In this next step, we will upload the training and test set into the workspace's default datastore, which we will then later be mount on an AmlCompute cluster for training.

In [None]:
ds.upload_files(
    files=["../../data/GEFCom2014.zip"],
    target_path="energy",
    overwrite=True,
    show_progress=True,
)
ds.upload_files(
    files=["../../common/extract_data.py", "../../common/utils.py"],
    target_path="common",
    overwrite=True,
    show_progress=True,
)

## Create or Attach existing AmlCompute
You will need to create a [compute target](https://docs.microsoft.com/azure/machine-learning/service/concept-azure-machine-learning-architecture#compute-target) for training your model. In this tutorial, you create `AmlCompute` as your training compute resource.
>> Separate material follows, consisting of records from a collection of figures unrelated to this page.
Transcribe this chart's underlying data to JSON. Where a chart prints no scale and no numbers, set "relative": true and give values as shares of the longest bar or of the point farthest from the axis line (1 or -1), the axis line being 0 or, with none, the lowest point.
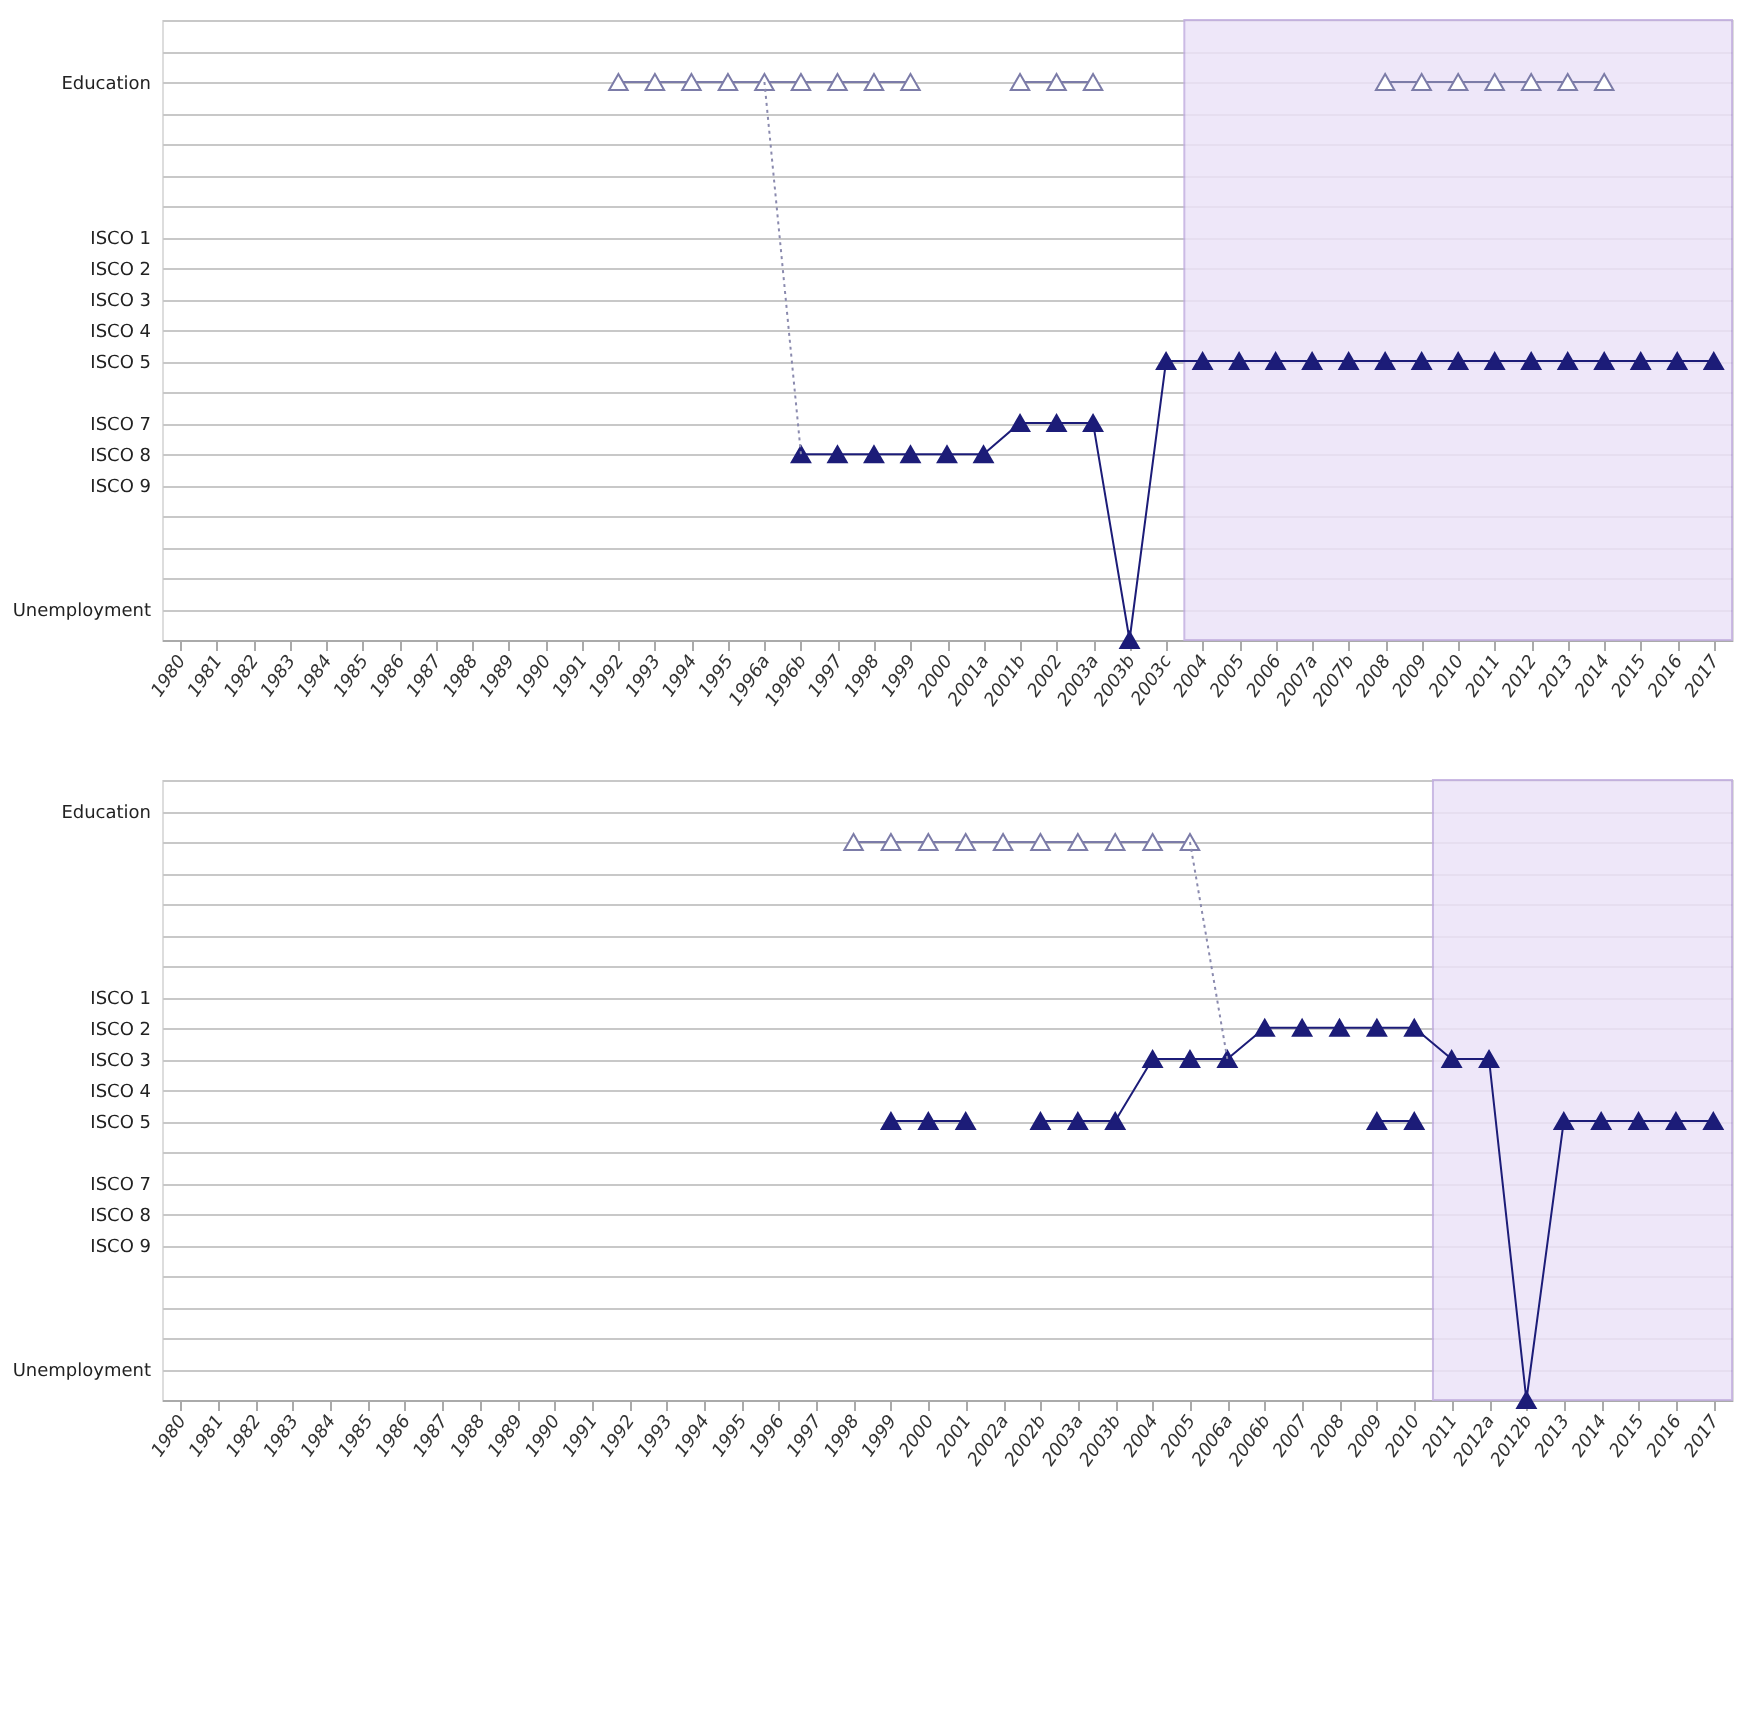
{
  "chart_data": [
    {
      "type": "line",
      "relative": true,
      "categories": [
        "1980",
        "1981",
        "1982",
        "1983",
        "1984",
        "1985",
        "1986",
        "1987",
        "1988",
        "1989",
        "1990",
        "1991",
        "1992",
        "1993",
        "1994",
        "1995",
        "1996a",
        "1996b",
        "1997",
        "1998",
        "1999",
        "2000",
        "2001a",
        "2001b",
        "2002",
        "2003a",
        "2003b",
        "2003c",
        "2004",
        "2005",
        "2006",
        "2007a",
        "2007b",
        "2008",
        "2009",
        "2010",
        "2011",
        "2012",
        "2013",
        "2014",
        "2015",
        "2016",
        "2017"
      ],
      "y_categories": [
        null,
        null,
        "Education",
        null,
        null,
        null,
        null,
        "ISCO 1",
        "ISCO 2",
        "ISCO 3",
        "ISCO 4",
        "ISCO 5",
        null,
        "ISCO 7",
        "ISCO 8",
        "ISCO 9",
        null,
        null,
        null,
        "Unemployment",
        null
      ],
      "grid": "y",
      "bands": [
        {
          "axis": "x",
          "from": "2004",
          "to": "2017",
          "color": "#ece3f8"
        }
      ],
      "series": [
        {
          "color": "#7c7ca8",
          "marker": "triangle-open",
          "values": [
            null,
            null,
            null,
            null,
            null,
            null,
            null,
            null,
            null,
            null,
            null,
            null,
            1,
            1,
            1,
            1,
            1,
            1,
            1,
            1,
            1,
            null,
            null,
            1,
            1,
            1,
            null,
            null,
            null,
            null,
            null,
            null,
            null,
            1,
            1,
            1,
            1,
            1,
            1,
            1,
            null,
            null,
            null
          ]
        },
        {
          "color": "#1c1c78",
          "marker": "triangle",
          "values": [
            null,
            null,
            null,
            null,
            null,
            null,
            null,
            null,
            null,
            null,
            null,
            null,
            null,
            null,
            null,
            null,
            null,
            0.333,
            0.333,
            0.333,
            0.333,
            0.333,
            0.333,
            0.389,
            0.389,
            0.389,
            0,
            0.5,
            0.5,
            0.5,
            0.5,
            0.5,
            0.5,
            0.5,
            0.5,
            0.5,
            0.5,
            0.5,
            0.5,
            0.5,
            0.5,
            0.5,
            0.5
          ]
        },
        {
          "color": "#8a8aae",
          "line_style": "dotted",
          "values": [
            null,
            null,
            null,
            null,
            null,
            null,
            null,
            null,
            null,
            null,
            null,
            null,
            null,
            null,
            null,
            null,
            1,
            0.333,
            null,
            null,
            null,
            null,
            null,
            null,
            null,
            null,
            null,
            null,
            null,
            null,
            null,
            null,
            null,
            null,
            null,
            null,
            null,
            null,
            null,
            null,
            null,
            null,
            null
          ]
        }
      ]
    },
    {
      "type": "line",
      "relative": true,
      "categories": [
        "1980",
        "1981",
        "1982",
        "1983",
        "1984",
        "1985",
        "1986",
        "1987",
        "1988",
        "1989",
        "1990",
        "1991",
        "1992",
        "1993",
        "1994",
        "1995",
        "1996",
        "1997",
        "1998",
        "1999",
        "2000",
        "2001",
        "2002a",
        "2002b",
        "2003a",
        "2003b",
        "2004",
        "2005",
        "2006a",
        "2006b",
        "2007",
        "2008",
        "2009",
        "2010",
        "2011",
        "2012a",
        "2012b",
        "2013",
        "2014",
        "2015",
        "2016",
        "2017"
      ],
      "y_categories": [
        null,
        "Education",
        null,
        null,
        null,
        null,
        null,
        "ISCO 1",
        "ISCO 2",
        "ISCO 3",
        "ISCO 4",
        "ISCO 5",
        null,
        "ISCO 7",
        "ISCO 8",
        "ISCO 9",
        null,
        null,
        null,
        "Unemployment",
        null
      ],
      "grid": "y",
      "bands": [
        {
          "axis": "x",
          "from": "2011",
          "to": "2017",
          "color": "#ece3f8"
        }
      ],
      "series": [
        {
          "color": "#7c7ca8",
          "marker": "triangle-open",
          "values": [
            null,
            null,
            null,
            null,
            null,
            null,
            null,
            null,
            null,
            null,
            null,
            null,
            null,
            null,
            null,
            null,
            null,
            null,
            1,
            1,
            1,
            1,
            1,
            1,
            1,
            1,
            1,
            1,
            null,
            null,
            null,
            null,
            null,
            null,
            null,
            null,
            null,
            null,
            null,
            null,
            null,
            null
          ]
        },
        {
          "color": "#1c1c78",
          "marker": "triangle",
          "values": [
            null,
            null,
            null,
            null,
            null,
            null,
            null,
            null,
            null,
            null,
            null,
            null,
            null,
            null,
            null,
            null,
            null,
            null,
            null,
            0.5,
            0.5,
            0.5,
            null,
            0.5,
            0.5,
            0.5,
            0.611,
            0.611,
            0.611,
            0.667,
            0.667,
            0.667,
            0.667,
            0.667,
            0.611,
            0.611,
            0,
            0.5,
            0.5,
            0.5,
            0.5,
            0.5
          ]
        },
        {
          "color": "#1c1c78",
          "marker": "triangle",
          "values": [
            null,
            null,
            null,
            null,
            null,
            null,
            null,
            null,
            null,
            null,
            null,
            null,
            null,
            null,
            null,
            null,
            null,
            null,
            null,
            null,
            null,
            null,
            null,
            null,
            null,
            null,
            null,
            null,
            null,
            null,
            null,
            null,
            0.5,
            0.5,
            null,
            null,
            null,
            null,
            null,
            null,
            null,
            null
          ]
        },
        {
          "color": "#8a8aae",
          "line_style": "dotted",
          "values": [
            null,
            null,
            null,
            null,
            null,
            null,
            null,
            null,
            null,
            null,
            null,
            null,
            null,
            null,
            null,
            null,
            null,
            null,
            null,
            null,
            null,
            null,
            null,
            null,
            null,
            null,
            null,
            1,
            0.611,
            null,
            null,
            null,
            null,
            null,
            null,
            null,
            null,
            null,
            null,
            null,
            null,
            null
          ]
        }
      ]
    }
  ]
}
If we could not find the cluster with the given name, then we will create a new cluster here. We will create an `AmlCompute` cluster of `STANDARD_NC6` GPU VMs. This process is broken down into 3 steps:
1. create the configuration (this step is local and only takes a second)
2. create the cluster (this step will take about **20 seconds**)
3. provision the VMs to bring the cluster to the initial size (of 1 in this case). This step will take about **3-5 minutes** and is providing only sparse output in the process. Please make sure to wait until the call returns before moving to the next cell

In [None]:
from azureml.core.compute import ComputeTarget, AmlCompute
from azureml.core.compute_target import ComputeTargetException

# choose a name for your cluster
cluster_name = "gpucluster"

try:
    compute_target = ComputeTarget(workspace=ws, name=cluster_name)
    print("Found existing compute target")
except ComputeTargetException:
    print("Creating a new compute target...")
    compute_config = AmlCompute.provisioning_configuration(
        vm_size="STANDARD_NC6", min_nodes=0, max_nodes=4
    )
    # create the cluster
    compute_target = ComputeTarget.create(ws, cluster_name, compute_config)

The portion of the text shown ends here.